I found olive paste and anchovies and fish sauce in the pantry, and made us a small dinner with bread and lots of opson, and I told him everything from the day that we helped Hipponax die until the start of this mission.
He shook his head. ‘Your life is so full, and mine is so empty.’
‘You teach the young,’ I said.
‘Not one of them is worth a tenth of you or Archilogos. I would trade ten years of my life for one bright spark to shine against the heavens.’ He nodded. ‘But I have had my great pupils, and plenty of them — and the last not the least. You are called Doru — the Spear of the Hellenes.
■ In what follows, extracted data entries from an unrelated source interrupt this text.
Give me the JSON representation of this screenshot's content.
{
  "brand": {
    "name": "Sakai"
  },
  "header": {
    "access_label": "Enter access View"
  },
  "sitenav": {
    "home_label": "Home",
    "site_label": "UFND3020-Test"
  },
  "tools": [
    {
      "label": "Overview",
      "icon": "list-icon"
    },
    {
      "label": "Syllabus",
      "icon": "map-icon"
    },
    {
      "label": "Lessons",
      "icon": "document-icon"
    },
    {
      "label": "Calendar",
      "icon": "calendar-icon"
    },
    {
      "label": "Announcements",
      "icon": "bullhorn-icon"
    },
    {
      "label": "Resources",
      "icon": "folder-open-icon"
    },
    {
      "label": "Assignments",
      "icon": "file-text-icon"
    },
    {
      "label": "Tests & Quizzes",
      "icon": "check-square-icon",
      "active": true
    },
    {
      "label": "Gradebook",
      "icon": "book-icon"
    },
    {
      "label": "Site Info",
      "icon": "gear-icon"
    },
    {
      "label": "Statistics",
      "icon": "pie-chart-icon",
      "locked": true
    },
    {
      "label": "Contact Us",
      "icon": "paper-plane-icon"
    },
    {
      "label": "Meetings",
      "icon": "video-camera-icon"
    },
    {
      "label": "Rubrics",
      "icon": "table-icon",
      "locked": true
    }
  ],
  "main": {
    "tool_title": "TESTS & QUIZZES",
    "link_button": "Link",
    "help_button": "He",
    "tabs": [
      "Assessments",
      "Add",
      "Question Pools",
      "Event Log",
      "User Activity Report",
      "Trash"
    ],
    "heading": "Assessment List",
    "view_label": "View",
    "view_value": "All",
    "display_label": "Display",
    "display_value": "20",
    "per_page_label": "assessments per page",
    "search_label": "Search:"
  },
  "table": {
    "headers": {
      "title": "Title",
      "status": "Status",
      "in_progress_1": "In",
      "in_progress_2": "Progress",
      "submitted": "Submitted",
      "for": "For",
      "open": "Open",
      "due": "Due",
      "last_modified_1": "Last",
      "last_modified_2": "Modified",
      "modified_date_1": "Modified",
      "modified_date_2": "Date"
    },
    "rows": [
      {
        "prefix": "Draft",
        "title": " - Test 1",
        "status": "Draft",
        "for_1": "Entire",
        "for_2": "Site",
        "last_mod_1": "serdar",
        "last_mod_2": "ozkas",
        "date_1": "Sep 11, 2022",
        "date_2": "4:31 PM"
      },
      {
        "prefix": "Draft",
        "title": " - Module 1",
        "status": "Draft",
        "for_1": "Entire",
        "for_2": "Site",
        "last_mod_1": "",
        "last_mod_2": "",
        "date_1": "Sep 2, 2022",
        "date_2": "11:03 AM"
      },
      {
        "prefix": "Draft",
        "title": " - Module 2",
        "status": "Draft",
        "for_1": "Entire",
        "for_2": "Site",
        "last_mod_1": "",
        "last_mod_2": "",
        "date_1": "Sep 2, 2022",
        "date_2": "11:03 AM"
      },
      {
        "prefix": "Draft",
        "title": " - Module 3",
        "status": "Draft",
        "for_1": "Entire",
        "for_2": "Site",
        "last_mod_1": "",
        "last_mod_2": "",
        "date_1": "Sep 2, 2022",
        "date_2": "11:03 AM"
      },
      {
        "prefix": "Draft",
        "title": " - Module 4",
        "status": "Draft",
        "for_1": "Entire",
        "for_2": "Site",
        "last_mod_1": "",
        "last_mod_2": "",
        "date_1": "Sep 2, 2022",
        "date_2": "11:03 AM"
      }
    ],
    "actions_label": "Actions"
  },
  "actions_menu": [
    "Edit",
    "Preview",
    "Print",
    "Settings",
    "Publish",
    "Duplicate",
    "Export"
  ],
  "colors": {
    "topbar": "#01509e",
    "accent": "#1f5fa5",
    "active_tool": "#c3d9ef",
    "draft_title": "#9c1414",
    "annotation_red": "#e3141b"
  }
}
I have heard this name.’ He narrowed his eyes. ‘And you think you have learned something about killing men?’
I shrugged. ‘Nothing different from what you endeavoured to tell me ten years ago.’
‘Sometimes the logos works one way to truth, and sometimes another,’ he said. ‘If we understood everything, we would be gods, not men.’
Too soon, I realized I had nothing left to say. He was not very interested in my forge and my farm, although in his presence, they suddenly gathered a kind of worthiness that they didn’t have when I stood on the command deck of Storm Cutter.
We gazed at each other for a little while.
‘You wish to see Briseis,’ he said suddenly.
My heart beat faster. I expected him to say that she was away from town, resting from childbirth, dead.
‘I often read to her,’ he said. ‘Nor should I have excepted her when I spoke of the bright sparks of intelligence I have brought to the logos — for of the three of you, the logos burns the brightest in her.’
I smiled to hear the most beautiful woman in the Greek world praised for her brain — but what he said was true.